Epilog

419 14 0
                                    

SYIFA POV

Sudah tiga tahun berlalu. Kini aku tengah menikmati akhir masa lajangku di bawah hujan salju. Di benua eropa, lebih tepatnya di Bern, ibukota swiss.

Namun sepertinya ini adalah hari terakhirku di swiss. Karena sebentar lagi, aku akan kembali ke indonesia.

Aku juga sudah merindukannya.

"Heeeyy!!!" Kataku girang.

Aku menghubungi Rani via aplikasi skype kala berada di taksi menuju bandara.

"Heeyy!! Syifa!! I really miss you, honey!" Sahut Rani sama girangnya di balik layar.

Aku bisa melihat betapa berubahnya Rani sekarang. Penampilannya semakin cantik.

"Aku lebih." Kataku sambil senyum. "Jadi gimana? Apa kabar?"

"Baik. Dan aku yakin kamu juga pasti baik."

"Ya. Sekiranya begitulah."

"Kamu lagi dimana?"

"Ini— lagi otw bandara.  Aku mau balik ke Indonesia!" Aku sangat antusias memberi tahunya.

Raut wajahnya juga antusias mendengarnya. Seolah ikut bahagia.
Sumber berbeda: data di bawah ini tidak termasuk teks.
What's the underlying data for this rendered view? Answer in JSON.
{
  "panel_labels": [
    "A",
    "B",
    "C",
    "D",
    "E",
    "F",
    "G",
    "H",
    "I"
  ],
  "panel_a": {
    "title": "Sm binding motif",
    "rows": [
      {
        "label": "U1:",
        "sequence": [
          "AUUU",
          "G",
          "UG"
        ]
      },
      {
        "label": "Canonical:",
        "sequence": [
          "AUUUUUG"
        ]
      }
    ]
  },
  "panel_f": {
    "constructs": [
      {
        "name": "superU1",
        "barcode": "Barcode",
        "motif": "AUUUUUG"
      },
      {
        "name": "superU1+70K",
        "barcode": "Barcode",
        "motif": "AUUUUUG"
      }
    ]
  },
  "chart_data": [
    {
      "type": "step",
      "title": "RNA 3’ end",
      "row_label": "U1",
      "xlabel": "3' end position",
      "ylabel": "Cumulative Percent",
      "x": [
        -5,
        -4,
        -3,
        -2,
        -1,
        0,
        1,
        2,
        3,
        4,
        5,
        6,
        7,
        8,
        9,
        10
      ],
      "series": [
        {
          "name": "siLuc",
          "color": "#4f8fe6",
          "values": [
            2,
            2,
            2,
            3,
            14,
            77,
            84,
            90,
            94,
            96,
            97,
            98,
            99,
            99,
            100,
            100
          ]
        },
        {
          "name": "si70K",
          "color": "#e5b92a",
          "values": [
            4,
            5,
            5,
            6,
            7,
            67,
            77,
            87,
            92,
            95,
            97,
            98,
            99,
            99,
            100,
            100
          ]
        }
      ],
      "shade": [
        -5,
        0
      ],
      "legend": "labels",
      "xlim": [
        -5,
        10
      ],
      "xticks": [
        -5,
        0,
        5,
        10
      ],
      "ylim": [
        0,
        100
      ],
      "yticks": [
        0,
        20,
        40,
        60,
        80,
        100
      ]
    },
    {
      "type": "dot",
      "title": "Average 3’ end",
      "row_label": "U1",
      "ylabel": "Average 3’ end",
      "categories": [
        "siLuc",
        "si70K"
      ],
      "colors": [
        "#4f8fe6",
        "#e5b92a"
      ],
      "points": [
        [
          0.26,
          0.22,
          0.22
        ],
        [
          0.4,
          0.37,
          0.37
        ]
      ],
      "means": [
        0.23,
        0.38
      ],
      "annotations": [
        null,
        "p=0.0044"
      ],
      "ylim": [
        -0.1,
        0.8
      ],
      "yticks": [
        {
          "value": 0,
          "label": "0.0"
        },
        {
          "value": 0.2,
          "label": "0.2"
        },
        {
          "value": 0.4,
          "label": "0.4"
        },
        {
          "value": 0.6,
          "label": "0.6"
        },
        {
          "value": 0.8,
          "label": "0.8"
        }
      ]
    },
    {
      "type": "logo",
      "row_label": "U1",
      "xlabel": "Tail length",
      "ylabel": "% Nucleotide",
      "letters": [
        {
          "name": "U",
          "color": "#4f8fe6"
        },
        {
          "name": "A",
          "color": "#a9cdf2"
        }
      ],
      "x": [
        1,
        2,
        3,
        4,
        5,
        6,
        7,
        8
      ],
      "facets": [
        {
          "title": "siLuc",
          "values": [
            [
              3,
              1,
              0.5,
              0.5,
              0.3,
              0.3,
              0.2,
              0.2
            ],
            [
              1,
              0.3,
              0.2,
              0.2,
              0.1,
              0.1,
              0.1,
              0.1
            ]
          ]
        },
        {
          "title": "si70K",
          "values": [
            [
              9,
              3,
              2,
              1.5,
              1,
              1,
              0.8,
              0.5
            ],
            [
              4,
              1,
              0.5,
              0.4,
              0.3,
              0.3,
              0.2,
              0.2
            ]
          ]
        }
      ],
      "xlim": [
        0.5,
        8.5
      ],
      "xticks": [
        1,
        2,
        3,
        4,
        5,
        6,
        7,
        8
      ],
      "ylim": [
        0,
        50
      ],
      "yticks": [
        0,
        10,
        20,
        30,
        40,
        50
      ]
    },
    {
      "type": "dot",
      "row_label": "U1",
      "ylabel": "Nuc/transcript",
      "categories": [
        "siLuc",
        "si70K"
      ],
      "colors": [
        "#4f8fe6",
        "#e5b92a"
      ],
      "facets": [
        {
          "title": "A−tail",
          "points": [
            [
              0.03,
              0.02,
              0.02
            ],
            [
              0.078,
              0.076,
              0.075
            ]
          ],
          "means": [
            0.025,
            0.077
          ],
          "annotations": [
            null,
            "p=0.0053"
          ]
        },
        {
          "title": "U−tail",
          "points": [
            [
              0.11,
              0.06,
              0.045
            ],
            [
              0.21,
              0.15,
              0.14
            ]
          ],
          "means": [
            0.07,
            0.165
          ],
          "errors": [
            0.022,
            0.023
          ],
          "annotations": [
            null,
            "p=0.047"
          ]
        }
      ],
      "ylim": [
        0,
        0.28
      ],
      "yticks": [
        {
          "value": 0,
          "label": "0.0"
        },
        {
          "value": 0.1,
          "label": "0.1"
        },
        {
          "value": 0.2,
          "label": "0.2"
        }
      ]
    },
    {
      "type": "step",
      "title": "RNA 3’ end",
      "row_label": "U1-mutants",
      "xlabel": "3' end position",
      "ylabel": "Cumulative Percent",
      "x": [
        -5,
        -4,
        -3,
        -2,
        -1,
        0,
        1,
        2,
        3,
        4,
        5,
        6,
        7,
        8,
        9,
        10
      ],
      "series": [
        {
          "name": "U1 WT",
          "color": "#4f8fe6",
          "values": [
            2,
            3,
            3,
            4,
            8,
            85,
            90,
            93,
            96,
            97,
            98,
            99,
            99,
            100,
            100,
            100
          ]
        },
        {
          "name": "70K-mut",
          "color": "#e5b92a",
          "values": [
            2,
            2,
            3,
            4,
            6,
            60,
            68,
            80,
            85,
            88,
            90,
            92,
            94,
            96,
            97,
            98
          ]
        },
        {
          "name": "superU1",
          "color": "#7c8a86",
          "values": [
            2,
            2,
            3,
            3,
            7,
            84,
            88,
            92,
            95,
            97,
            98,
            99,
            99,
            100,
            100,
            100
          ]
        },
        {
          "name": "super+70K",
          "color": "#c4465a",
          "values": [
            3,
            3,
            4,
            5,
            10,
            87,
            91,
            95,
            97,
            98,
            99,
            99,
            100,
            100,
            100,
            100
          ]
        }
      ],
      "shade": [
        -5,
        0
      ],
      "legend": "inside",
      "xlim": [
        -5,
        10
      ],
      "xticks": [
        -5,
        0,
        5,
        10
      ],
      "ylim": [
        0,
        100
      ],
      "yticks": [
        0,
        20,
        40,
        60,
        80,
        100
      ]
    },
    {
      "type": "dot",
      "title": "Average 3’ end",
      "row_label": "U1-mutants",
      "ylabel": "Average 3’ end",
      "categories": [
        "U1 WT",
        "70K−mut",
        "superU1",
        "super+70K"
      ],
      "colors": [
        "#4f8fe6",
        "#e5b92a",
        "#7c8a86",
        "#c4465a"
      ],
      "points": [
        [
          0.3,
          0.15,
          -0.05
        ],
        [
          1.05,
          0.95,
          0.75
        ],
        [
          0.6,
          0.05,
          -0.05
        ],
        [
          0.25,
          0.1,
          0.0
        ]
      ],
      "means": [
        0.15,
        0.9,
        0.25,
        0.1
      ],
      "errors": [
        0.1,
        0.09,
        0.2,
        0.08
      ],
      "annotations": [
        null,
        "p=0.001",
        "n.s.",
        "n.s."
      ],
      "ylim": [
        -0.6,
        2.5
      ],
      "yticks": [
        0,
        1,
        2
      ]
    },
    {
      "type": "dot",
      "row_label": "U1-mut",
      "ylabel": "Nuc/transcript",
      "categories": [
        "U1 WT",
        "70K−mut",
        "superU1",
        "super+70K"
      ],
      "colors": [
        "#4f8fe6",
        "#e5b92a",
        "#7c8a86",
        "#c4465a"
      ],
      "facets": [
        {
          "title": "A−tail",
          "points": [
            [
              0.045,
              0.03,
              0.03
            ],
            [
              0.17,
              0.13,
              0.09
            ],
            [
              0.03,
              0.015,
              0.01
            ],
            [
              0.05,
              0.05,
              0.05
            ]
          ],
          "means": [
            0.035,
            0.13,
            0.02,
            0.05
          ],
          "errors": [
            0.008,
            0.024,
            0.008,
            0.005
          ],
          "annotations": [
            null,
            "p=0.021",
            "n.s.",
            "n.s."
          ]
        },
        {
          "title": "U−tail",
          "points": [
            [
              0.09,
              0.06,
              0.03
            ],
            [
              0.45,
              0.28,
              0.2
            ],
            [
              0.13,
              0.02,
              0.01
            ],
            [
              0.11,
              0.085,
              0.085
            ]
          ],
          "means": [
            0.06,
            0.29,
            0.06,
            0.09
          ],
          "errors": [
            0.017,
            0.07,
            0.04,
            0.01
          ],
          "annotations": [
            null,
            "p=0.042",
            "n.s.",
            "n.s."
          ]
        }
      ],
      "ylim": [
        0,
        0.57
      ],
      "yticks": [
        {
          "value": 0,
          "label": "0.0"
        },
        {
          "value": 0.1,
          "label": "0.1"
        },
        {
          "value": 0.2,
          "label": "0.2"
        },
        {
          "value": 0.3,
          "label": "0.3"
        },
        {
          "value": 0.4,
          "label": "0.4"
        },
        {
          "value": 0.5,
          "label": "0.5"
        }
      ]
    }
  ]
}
"Eeeet—! Kamu nya kapan Rani??? Udah tiga tahun loh kamu bersemayam di columbia. Masih gak mau balik juga?" Aku mengerucutkan bibir. Cemberut.

Kali aja Rani langsung kepingin pulang gegara aku.

Namun ia malah terkekeh.

"Iya, iya. Lagian aku juga udah nyusun skripsi kok! Tinggal nunggu sidang aja."

"Bagus deh. Kalo bisa cepet ya! Jadi kamu bisa datang ke acara pernikahan aku."

Raut wajah Rani seketika kaget.

"Hah? kamu mau nikah???"

Aku terkekeh geli dan tersenyum manja. Lalu menunjukan jari jemariku ke arah kamera. Untuk memperlihatkan Rani cincin yang terpasang di jari manisku.

"Oh my god! You're serious! Who is he Syif? Siapa dia yang udah berhasil ngedapetin hati kamu?"

Entah kenapa aku senang sekali melihat Rani yang begitu kaget. Dia sangat penasaran sekali.

"Emm.. apa Angga?" Tebaknya asal.

Ingin ku tertawa terbahak-bahak.

"Hahaha.. Rani, Rani. I know. Aku tau kamu pasti masih belum bisa move on kan?"

"Syifa! Ih nyebelin."

"No. Bukan Angga. Tapi Nichole. Aktor juga."

"Masih belum kapok sama aktor?"

"Apaan sih? Janji aku gak bakalan ngulangin kesalahan yang sama lagi."

Kini giliran Rani yang tertawa.

"Ya. Kita harus bisa belajar memulai lagi, Syif. Kita harus belajar menuai semuanya dari awal, merangkai cerita yang baru. Gak mungkin kan kita terus kejebak masa lalu terus?"

"Iya. Kamu benar. Terus soal Angga, kamu udah lupain dia?"

Rani tertawa simpul. "Ngelupain orang itu perkara yang gampang. Tapi kenangan bersama orang itu. Yang bikin kita susah lupa."

Aku tersenyum. Kadang Rani suka bicara yang bijak. Aku benar-benar ingin dia datang di acara pernikahanku.

Ah ternyata bandara sudah sampai. Tak terasa aku sudah banyak bicara dengan dia. Jadi lupa waktu.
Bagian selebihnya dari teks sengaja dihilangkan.